P. – Nota-se o prazer que tiveram em tirar o máximo partido das possibilidades oferecidas pelo estúdio. O prazer de manusear um brinquedo?
R. – Prefiro pensar que decorámos as canções apenas com aquilo de que elas precisavam, nada mais do que cada uma delas pudesse aguentar. Tratou-se de encontrar o vestuário certo para cada letra específica.
P. – Correm rumores de que “Apple Venus” esteve mesmo para ser o primeiro álbum a solo de Andy Partridge. É verdade?

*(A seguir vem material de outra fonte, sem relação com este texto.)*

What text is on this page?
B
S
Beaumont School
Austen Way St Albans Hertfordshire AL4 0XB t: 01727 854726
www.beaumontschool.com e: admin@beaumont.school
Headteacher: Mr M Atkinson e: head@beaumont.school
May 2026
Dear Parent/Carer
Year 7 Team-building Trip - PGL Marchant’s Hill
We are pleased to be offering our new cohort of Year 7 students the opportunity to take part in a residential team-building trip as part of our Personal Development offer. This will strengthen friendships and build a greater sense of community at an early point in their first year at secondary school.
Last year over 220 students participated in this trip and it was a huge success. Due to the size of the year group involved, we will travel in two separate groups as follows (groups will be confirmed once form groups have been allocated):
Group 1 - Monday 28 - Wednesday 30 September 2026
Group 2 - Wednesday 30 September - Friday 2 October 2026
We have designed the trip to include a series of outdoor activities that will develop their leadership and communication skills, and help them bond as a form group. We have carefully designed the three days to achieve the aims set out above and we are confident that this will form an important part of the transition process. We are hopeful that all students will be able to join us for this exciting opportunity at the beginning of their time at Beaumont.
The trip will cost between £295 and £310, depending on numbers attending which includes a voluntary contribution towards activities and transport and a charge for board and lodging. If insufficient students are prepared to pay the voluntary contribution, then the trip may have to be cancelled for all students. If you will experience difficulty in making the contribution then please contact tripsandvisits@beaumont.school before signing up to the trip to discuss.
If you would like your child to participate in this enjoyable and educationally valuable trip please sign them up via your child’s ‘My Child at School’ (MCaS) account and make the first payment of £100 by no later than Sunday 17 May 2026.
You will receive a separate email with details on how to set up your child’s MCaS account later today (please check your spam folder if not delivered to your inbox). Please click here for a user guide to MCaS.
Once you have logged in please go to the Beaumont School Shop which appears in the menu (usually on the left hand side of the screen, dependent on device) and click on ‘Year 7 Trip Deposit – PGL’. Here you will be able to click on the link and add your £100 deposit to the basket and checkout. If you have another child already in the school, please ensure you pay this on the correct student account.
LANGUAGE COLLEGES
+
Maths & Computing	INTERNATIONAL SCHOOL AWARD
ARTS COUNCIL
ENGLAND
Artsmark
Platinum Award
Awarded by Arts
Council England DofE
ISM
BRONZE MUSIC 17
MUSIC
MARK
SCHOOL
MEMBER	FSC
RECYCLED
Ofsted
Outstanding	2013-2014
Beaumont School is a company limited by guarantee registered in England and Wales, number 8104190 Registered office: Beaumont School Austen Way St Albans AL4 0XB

R. – Quem disse isso foi Dave Gregory, o nosso ex-teclista, mas ele não tem razão. O álbum é o resultado de um esforço conjunto. Na realidade, o Dave não gostou muito da ideia de fazer este álbum, nem sequer queria gravá-lo. Ele até toca no disco, como é que podia ser um disco a solo do Andy? Penso que ele disse isso em desespero.
P. – Porquê desespero?
R. – Porque se sentia infeliz e tinha que o demonstrar. Ele nunca esteve de acordo em fazer um álbum com orquestra, preferia usar mais guitarras eléctricas, esse tipo de sonoridade. Mas se fizéssemos isso, estaríamos a repetir algo que já tínhamos feito em “Nonsuch”.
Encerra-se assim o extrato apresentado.